Between July 1, 2011 and June 30, 2012 we examined 452 persons with PD in the Muhammad Ali Parkinson Clinic. We excluded persons with a Parkinson plus disorder, a disorder that while infrequent, results in a high number of falls. These disorders include progressive supranuclear palsy, multiple system atrophy, and corticobasal degeneration (
6). We excluded persons with PD and dementia, mini-mental status examinations (MMSE), < 27. Although dementia is part of PD and can be a risk for falling, more than half of our people with PD and dementia are without a care-giver for at least four hours and we were uncertain if they reported their falls. We excluded persons who were legally blind. We excluded persons with major orthopedic problems of their hips or knees, patients who needed hip or knee replacements.
We excluded persons with orthostatic hypotension. Although orthostatic hypotension, reflecting involvement of the autonomic nervous system (ANS), can be part of PD, it can also result from the use of anti- hypertensives, diuretics, selected anti- depressants, and dehydration (
13,
14). As we often could not determine a fall from orthostatic hypotension resulting from impairment of the ANS from orthostatic hypotension resulting from drugs and dehydration we excluded such persons from our analysis.

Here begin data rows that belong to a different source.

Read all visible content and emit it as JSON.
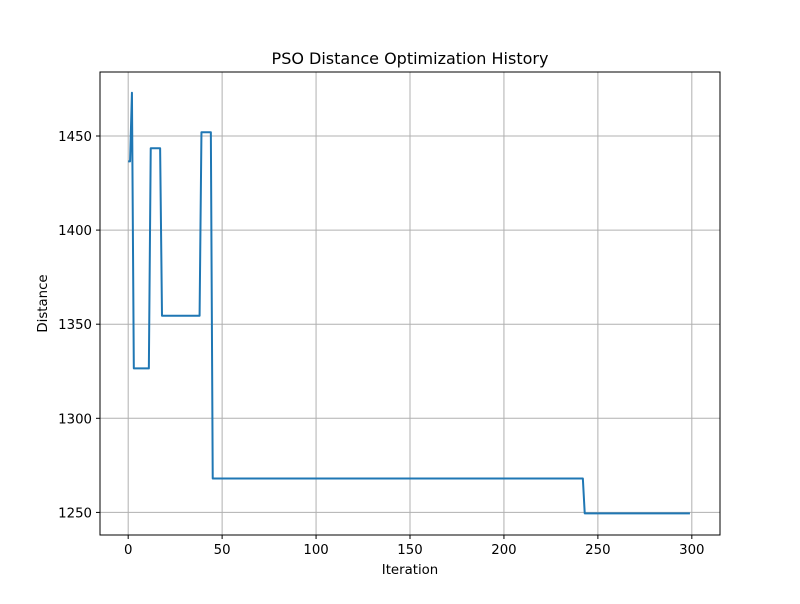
{
  "chart_data": {
    "type": "line",
    "title": "PSO Distance Optimization History",
    "xlabel": "Iteration",
    "ylabel": "Distance",
    "xlim": [
      -15,
      315
    ],
    "ylim": [
      1238,
      1484
    ],
    "xticks": [
      0,
      50,
      100,
      150,
      200,
      250,
      300
    ],
    "yticks": [
      1250,
      1300,
      1350,
      1400,
      1450
    ],
    "grid": true,
    "series": [
      {
        "color": "#1f77b4",
        "x": [
          0,
          1,
          2,
          3,
          11,
          12,
          17,
          18,
          38,
          39,
          44,
          45,
          242,
          243,
          299
        ],
        "values": [
          1436.5,
          1436.5,
          1473,
          1326.5,
          1326.5,
          1443.5,
          1443.5,
          1354.5,
          1354.5,
          1452,
          1452,
          1268,
          1268,
          1249.5,
          1249.5
        ]
      }
    ]
  }
}
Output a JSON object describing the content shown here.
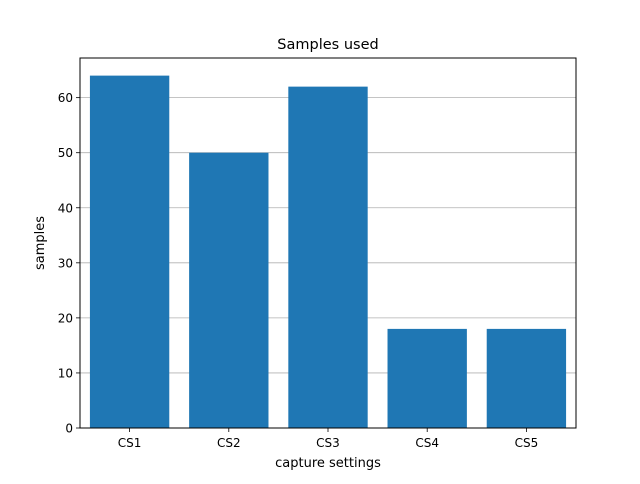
{
  "chart_data": {
    "type": "bar",
    "title": "Samples used",
    "xlabel": "capture settings",
    "ylabel": "samples",
    "categories": [
      "CS1",
      "CS2",
      "CS3",
      "CS4",
      "CS5"
    ],
    "values": [
      64,
      50,
      62,
      18,
      18
    ],
    "ylim": [
      0,
      67.2
    ],
    "yticks": [
      0,
      10,
      20,
      30,
      40,
      50,
      60
    ],
    "grid": "y-axis horizontal lines",
    "legend": "none",
    "bar_color": "#1f77b4",
    "grid_color": "#b0b0b0"
  }
}
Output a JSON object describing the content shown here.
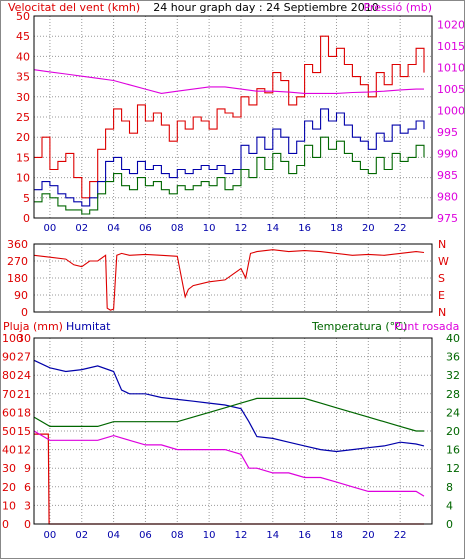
{
  "colors": {
    "red": "#dd0000",
    "blue": "#0000aa",
    "green": "#006600",
    "magenta": "#dd00dd",
    "text": "#000000",
    "frame": "#000000"
  },
  "chart_data": [
    {
      "type": "line",
      "title": "24 hour graph day : 24 Septiembre 2010",
      "ylabel_left": "Velocitat del vent (kmh)",
      "ylabel_right": "Pressió (mb)",
      "x_ticks": [
        "00",
        "02",
        "04",
        "06",
        "08",
        "10",
        "12",
        "14",
        "16",
        "18",
        "20",
        "22"
      ],
      "y_left_ticks": [
        "0",
        "5",
        "10",
        "15",
        "20",
        "25",
        "30",
        "35",
        "40",
        "45",
        "50"
      ],
      "y_right_ticks": [
        "975",
        "980",
        "985",
        "990",
        "995",
        "1000",
        "1005",
        "1010",
        "1015",
        "1020"
      ],
      "xlim": [
        -1,
        24
      ],
      "ylim_left": [
        0,
        50
      ],
      "ylim_right": [
        975,
        1022
      ],
      "grid": true,
      "series": [
        {
          "axis": "left",
          "x": [
            -1,
            -0.5,
            0,
            0.5,
            1,
            1.5,
            2,
            2.5,
            3,
            3.5,
            4,
            4.5,
            5,
            5.5,
            6,
            6.5,
            7,
            7.5,
            8,
            8.5,
            9,
            9.5,
            10,
            10.5,
            11,
            11.5,
            12,
            12.5,
            13,
            13.5,
            14,
            14.5,
            15,
            15.5,
            16,
            16.5,
            17,
            17.5,
            18,
            18.5,
            19,
            19.5,
            20,
            20.5,
            21,
            21.5,
            22,
            22.5,
            23,
            23.5
          ],
          "values": [
            15,
            20,
            12,
            14,
            16,
            10,
            5,
            9,
            17,
            22,
            27,
            24,
            21,
            28,
            24,
            26,
            23,
            19,
            24,
            22,
            25,
            24,
            22,
            27,
            26,
            25,
            30,
            28,
            32,
            31,
            36,
            34,
            28,
            30,
            38,
            36,
            45,
            40,
            42,
            38,
            35,
            33,
            30,
            36,
            33,
            38,
            35,
            38,
            42,
            36
          ]
        },
        {
          "axis": "left",
          "x": [
            -1,
            -0.5,
            0,
            0.5,
            1,
            1.5,
            2,
            2.5,
            3,
            3.5,
            4,
            4.5,
            5,
            5.5,
            6,
            6.5,
            7,
            7.5,
            8,
            8.5,
            9,
            9.5,
            10,
            10.5,
            11,
            11.5,
            12,
            12.5,
            13,
            13.5,
            14,
            14.5,
            15,
            15.5,
            16,
            16.5,
            17,
            17.5,
            18,
            18.5,
            19,
            19.5,
            20,
            20.5,
            21,
            21.5,
            22,
            22.5,
            23,
            23.5
          ],
          "values": [
            7,
            9,
            8,
            6,
            5,
            4,
            3,
            5,
            9,
            14,
            15,
            12,
            11,
            14,
            12,
            13,
            11,
            10,
            12,
            11,
            12,
            13,
            12,
            13,
            11,
            12,
            18,
            16,
            20,
            17,
            22,
            20,
            16,
            19,
            24,
            22,
            27,
            24,
            26,
            23,
            20,
            19,
            17,
            21,
            19,
            23,
            21,
            22,
            24,
            22
          ]
        },
        {
          "axis": "left",
          "x": [
            -1,
            -0.5,
            0,
            0.5,
            1,
            1.5,
            2,
            2.5,
            3,
            3.5,
            4,
            4.5,
            5,
            5.5,
            6,
            6.5,
            7,
            7.5,
            8,
            8.5,
            9,
            9.5,
            10,
            10.5,
            11,
            11.5,
            12,
            12.5,
            13,
            13.5,
            14,
            14.5,
            15,
            15.5,
            16,
            16.5,
            17,
            17.5,
            18,
            18.5,
            19,
            19.5,
            20,
            20.5,
            21,
            21.5,
            22,
            22.5,
            23,
            23.5
          ],
          "values": [
            4,
            6,
            5,
            3,
            2,
            2,
            1,
            2,
            6,
            9,
            11,
            8,
            7,
            10,
            8,
            9,
            7,
            6,
            8,
            7,
            8,
            9,
            8,
            10,
            7,
            8,
            12,
            10,
            15,
            12,
            16,
            14,
            11,
            13,
            18,
            15,
            20,
            17,
            19,
            16,
            14,
            12,
            11,
            15,
            12,
            16,
            14,
            15,
            18,
            15
          ]
        },
        {
          "axis": "right",
          "x": [
            -1,
            0,
            1,
            2,
            3,
            4,
            5,
            6,
            7,
            8,
            9,
            10,
            11,
            12,
            13,
            14,
            15,
            16,
            17,
            18,
            19,
            20,
            21,
            22,
            23,
            23.5
          ],
          "values": [
            1009.5,
            1009,
            1008.5,
            1008,
            1007.5,
            1007,
            1006,
            1005,
            1004,
            1004.5,
            1005,
            1005.5,
            1005.5,
            1005,
            1004.5,
            1004.5,
            1004.3,
            1004,
            1004,
            1004,
            1004.2,
            1004.3,
            1004.5,
            1004.8,
            1005,
            1005
          ]
        }
      ]
    },
    {
      "type": "line",
      "y_left_ticks": [
        "0",
        "90",
        "180",
        "270",
        "360"
      ],
      "y_right_ticks": [
        "N",
        "E",
        "S",
        "W",
        "N"
      ],
      "ylim": [
        0,
        360
      ],
      "x_ticks": [],
      "series": [
        {
          "x": [
            -1,
            0,
            1,
            1.5,
            2,
            2.5,
            3,
            3.5,
            3.6,
            3.8,
            4,
            4.2,
            4.5,
            5,
            6,
            7,
            8,
            8.5,
            8.7,
            9,
            10,
            11,
            11.5,
            12,
            12.3,
            12.6,
            13,
            14,
            15,
            16,
            17,
            18,
            19,
            20,
            21,
            22,
            23,
            23.5
          ],
          "values": [
            300,
            290,
            280,
            250,
            240,
            270,
            270,
            300,
            20,
            10,
            15,
            300,
            310,
            300,
            305,
            300,
            295,
            80,
            120,
            140,
            160,
            170,
            200,
            230,
            180,
            310,
            320,
            330,
            320,
            325,
            320,
            310,
            300,
            305,
            300,
            310,
            320,
            315
          ]
        }
      ]
    },
    {
      "type": "line",
      "ylabel_left": "Pluja (mm)",
      "ylabel_left2": "Humitat",
      "ylabel_right": "Temperatura (°C)",
      "ylabel_right2": "Punt rosada",
      "x_ticks": [
        "00",
        "02",
        "04",
        "06",
        "08",
        "10",
        "12",
        "14",
        "16",
        "18",
        "20",
        "22"
      ],
      "y_left_ticks": [
        "0",
        "10",
        "20",
        "30",
        "40",
        "50",
        "60",
        "70",
        "80",
        "90",
        "100"
      ],
      "y_left2_ticks": [
        "0",
        "3",
        "6",
        "9",
        "12",
        "15",
        "18",
        "21",
        "24",
        "27",
        "30"
      ],
      "y_right_ticks": [
        "0",
        "4",
        "8",
        "12",
        "16",
        "20",
        "24",
        "28",
        "32",
        "36",
        "40"
      ],
      "xlim": [
        -1,
        24
      ],
      "ylim_left": [
        0,
        100
      ],
      "ylim_rain": [
        0,
        30
      ],
      "ylim_right": [
        0,
        40
      ],
      "series": [
        {
          "name": "Humitat",
          "axis": "left",
          "x": [
            -1,
            0,
            1,
            2,
            3,
            4,
            4.5,
            5,
            6,
            7,
            8,
            9,
            10,
            11,
            12,
            12.5,
            13,
            14,
            15,
            16,
            17,
            18,
            19,
            20,
            21,
            22,
            23,
            23.5
          ],
          "values": [
            88,
            84,
            82,
            83,
            85,
            82,
            72,
            70,
            70,
            68,
            67,
            66,
            65,
            64,
            62,
            55,
            47,
            46,
            44,
            42,
            40,
            39,
            40,
            41,
            42,
            44,
            43,
            42
          ]
        },
        {
          "name": "Pluja (mm)",
          "axis": "rain",
          "x": [
            -1,
            -0.1,
            -0.05,
            23.5
          ],
          "values": [
            14.5,
            14.5,
            0,
            0
          ]
        },
        {
          "name": "Temperatura (°C)",
          "axis": "right",
          "x": [
            -1,
            0,
            1,
            2,
            3,
            4,
            5,
            6,
            7,
            8,
            9,
            10,
            11,
            12,
            13,
            14,
            15,
            16,
            17,
            18,
            19,
            20,
            21,
            22,
            23,
            23.5
          ],
          "values": [
            23,
            21,
            21,
            21,
            21,
            22,
            22,
            22,
            22,
            22,
            23,
            24,
            25,
            26,
            27,
            27,
            27,
            27,
            26,
            25,
            24,
            23,
            22,
            21,
            20,
            20
          ]
        },
        {
          "name": "Punt rosada",
          "axis": "right",
          "x": [
            -1,
            0,
            1,
            2,
            3,
            4,
            5,
            6,
            7,
            8,
            9,
            10,
            11,
            12,
            12.5,
            13,
            14,
            15,
            16,
            17,
            18,
            19,
            20,
            21,
            22,
            23,
            23.5
          ],
          "values": [
            20,
            18,
            18,
            18,
            18,
            19,
            18,
            17,
            17,
            16,
            16,
            16,
            16,
            15,
            12,
            12,
            11,
            11,
            10,
            10,
            9,
            8,
            7,
            7,
            7,
            7,
            6
          ]
        }
      ]
    }
  ]
}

We excluded patients with neuropathy when it resulted in impaired proprioception, as manifested by a positive Romberg test (
15). We excluded patients with neuropathy who had marked leg weakness. We excluded persons who used alcohol daily and had a history of intoxication. The number of persons excluded was 51.

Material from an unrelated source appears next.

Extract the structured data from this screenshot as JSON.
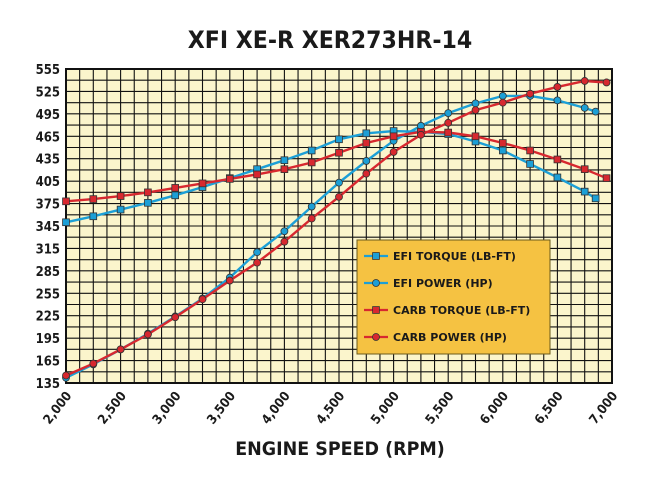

We analyzed 401 persons with PD. All persons were examined as part of their routine office visit and were examined every four months. All persons were instructed repeatedly to call us or visit us if they fell. All persons were examined in their “on” period, one to two hours after their morning dose of levodopa, when levodopa was working. Of the 401 persons with PD, 205, 51 %, fell. Of the 205 fallers, 78% fell once and 22% fell more than once. We analyzed the 205 fallers excluding the 196 persons with PD who did not fall. We did this because there have been several excellent reports comparing fallers and non-fallers with PD (
3-
8). Our focus was on distinguishing single from recurrent fallers. We sought to determine if we could find a simple “bedside” test that would enable us to distinguish single from recurrent fallers (
3,
4). Such a “bedside” test might enable us to define strategies to lessen the chances of recurrent falls (
5-
11). All persons, their families and care-givers were informed that the information collected could be used for research but that they personally could not be identified. Approval for the analysis was obtained by the St Joseph’s Hospital IRB. No patients were compensated.

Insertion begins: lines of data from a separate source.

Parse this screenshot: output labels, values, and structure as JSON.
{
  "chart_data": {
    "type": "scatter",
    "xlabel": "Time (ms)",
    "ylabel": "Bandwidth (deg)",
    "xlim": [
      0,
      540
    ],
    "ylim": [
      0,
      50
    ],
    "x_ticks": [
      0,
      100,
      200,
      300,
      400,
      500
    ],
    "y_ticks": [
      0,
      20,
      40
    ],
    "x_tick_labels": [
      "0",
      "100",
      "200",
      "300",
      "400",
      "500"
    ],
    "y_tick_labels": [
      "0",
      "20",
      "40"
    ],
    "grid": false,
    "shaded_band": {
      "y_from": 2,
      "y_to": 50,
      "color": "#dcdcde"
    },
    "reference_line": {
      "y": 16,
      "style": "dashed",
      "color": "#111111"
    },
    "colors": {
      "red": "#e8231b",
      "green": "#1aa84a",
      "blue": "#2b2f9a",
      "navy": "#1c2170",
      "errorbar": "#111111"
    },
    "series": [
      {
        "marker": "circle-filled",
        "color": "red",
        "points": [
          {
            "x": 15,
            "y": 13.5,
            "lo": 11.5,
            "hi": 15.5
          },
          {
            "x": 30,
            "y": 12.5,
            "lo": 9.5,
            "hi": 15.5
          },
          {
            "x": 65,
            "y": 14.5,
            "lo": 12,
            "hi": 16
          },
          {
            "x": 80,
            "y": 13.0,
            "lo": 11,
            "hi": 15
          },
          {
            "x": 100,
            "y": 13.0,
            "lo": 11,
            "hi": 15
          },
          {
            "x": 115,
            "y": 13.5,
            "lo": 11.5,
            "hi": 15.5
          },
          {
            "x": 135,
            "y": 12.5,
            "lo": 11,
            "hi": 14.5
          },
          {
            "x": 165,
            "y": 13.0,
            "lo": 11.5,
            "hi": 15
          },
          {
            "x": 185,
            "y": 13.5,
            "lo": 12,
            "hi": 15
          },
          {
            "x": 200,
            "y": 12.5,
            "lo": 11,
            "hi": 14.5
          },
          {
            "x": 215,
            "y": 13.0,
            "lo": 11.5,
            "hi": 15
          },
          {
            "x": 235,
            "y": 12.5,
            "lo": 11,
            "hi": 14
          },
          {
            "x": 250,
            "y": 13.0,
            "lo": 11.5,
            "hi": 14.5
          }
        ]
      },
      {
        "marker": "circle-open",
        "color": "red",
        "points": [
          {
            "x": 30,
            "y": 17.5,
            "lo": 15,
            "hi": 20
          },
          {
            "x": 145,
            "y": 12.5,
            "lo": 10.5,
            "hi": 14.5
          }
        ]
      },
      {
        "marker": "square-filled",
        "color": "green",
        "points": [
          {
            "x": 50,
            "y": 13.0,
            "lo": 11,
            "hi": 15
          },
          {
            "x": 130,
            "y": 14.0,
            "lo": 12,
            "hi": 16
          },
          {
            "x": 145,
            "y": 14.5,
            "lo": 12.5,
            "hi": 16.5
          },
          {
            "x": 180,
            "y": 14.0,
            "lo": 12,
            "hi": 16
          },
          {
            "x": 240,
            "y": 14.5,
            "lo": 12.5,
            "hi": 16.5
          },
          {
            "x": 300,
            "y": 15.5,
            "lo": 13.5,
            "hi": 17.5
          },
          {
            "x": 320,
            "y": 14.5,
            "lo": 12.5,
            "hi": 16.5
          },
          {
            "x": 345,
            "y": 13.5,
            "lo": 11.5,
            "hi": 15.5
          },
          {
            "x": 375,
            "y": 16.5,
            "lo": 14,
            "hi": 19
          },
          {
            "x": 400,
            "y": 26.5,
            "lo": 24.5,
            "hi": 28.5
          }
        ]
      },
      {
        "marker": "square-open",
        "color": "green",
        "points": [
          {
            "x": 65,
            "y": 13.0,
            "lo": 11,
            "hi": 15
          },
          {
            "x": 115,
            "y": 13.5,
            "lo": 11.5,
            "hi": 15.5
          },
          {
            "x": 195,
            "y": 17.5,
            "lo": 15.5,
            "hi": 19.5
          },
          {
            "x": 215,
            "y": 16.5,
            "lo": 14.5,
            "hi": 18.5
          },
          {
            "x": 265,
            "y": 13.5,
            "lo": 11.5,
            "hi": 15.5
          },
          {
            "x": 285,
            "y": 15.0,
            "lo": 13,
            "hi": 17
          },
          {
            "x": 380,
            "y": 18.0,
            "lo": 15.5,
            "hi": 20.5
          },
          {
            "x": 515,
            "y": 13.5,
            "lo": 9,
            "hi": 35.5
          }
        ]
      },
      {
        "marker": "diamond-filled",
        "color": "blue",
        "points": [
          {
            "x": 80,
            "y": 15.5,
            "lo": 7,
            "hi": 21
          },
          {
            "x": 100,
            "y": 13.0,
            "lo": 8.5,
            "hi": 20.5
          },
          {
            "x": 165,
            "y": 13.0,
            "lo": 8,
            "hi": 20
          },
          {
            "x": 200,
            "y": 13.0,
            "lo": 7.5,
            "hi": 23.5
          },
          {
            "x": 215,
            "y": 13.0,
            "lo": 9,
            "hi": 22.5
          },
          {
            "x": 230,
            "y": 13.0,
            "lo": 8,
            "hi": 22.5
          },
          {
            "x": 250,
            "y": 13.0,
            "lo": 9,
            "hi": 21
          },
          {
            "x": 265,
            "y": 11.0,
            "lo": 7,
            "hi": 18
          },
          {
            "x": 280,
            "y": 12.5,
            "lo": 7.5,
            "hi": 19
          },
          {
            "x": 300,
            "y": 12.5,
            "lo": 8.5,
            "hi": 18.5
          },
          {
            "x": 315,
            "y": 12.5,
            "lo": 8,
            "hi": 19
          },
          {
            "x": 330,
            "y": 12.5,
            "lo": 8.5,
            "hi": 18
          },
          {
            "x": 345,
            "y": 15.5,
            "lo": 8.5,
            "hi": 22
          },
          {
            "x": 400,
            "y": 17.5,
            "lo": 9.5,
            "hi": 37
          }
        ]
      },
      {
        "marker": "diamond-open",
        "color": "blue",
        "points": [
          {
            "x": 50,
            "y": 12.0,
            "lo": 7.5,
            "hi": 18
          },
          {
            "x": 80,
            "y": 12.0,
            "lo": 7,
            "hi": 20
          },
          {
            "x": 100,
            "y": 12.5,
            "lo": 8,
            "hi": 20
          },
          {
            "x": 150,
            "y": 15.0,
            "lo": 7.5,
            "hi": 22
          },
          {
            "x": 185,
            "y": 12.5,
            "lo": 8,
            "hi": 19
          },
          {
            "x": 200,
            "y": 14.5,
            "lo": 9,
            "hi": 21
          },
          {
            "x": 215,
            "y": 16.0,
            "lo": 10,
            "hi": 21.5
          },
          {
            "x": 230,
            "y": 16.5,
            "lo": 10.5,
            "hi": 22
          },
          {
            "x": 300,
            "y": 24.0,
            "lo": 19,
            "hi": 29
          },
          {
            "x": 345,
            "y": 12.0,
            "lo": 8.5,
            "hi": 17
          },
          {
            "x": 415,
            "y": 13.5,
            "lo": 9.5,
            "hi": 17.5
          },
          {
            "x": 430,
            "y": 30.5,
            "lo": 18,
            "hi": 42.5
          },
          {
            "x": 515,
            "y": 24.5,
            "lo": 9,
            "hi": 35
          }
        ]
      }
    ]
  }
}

We analyzed serious falls: falls that required medical attention. A serious fall was defined as:
1) The person fell to the floor, without loss of consciousness, all 4 limbs or the skull hitting the ground.
2) The person needed help in arising.
3) The person twisted a joint or sustained a fracture. Approximately one- third of persons with PD visited an Emergency Room, one - third visited an Urgent Care Center or their family doctor, and one- third visited us.
All persons with PD were examined using the motor part of the revised UPDRS, total 132 points (
17). This included the sub-tests for gait, freezing of gait (FOG) and postural stability (the “pull test”). The “pull test” is regarded as the best subtest for evaluating balance.
All persons with PD were examined using the Barrow Neurological Institute (BNI) balance scale (
18). The scale, 20 points, consists of the sum of turning to the right, turning to the left, standing on the right foot unaided, standing on the left foot unaided, and tandem walking.
The following were compared between single and recurrent fallers: age, duration of PD, levodopa treatment, presence of dyskinesias, UPDRS motor score (maximum 132 points), UPDRS Gait sub-score > 3, UPDRS freezing of gait sub-score > 2 (there were insufficient persons with FOG score > 3 to use this metric). UPDRS pull-test > 3, Barrow Neurological Institute balance score (maximum 20 pts), turning score > 6, Standing on one foot score > 6, tandem gait > 3, step length, and step velocity.
Continuous variables were analyzed using t-tests and categorical variables were analyzed using chi-square tests. We used the SAS 8.01 statistical software package.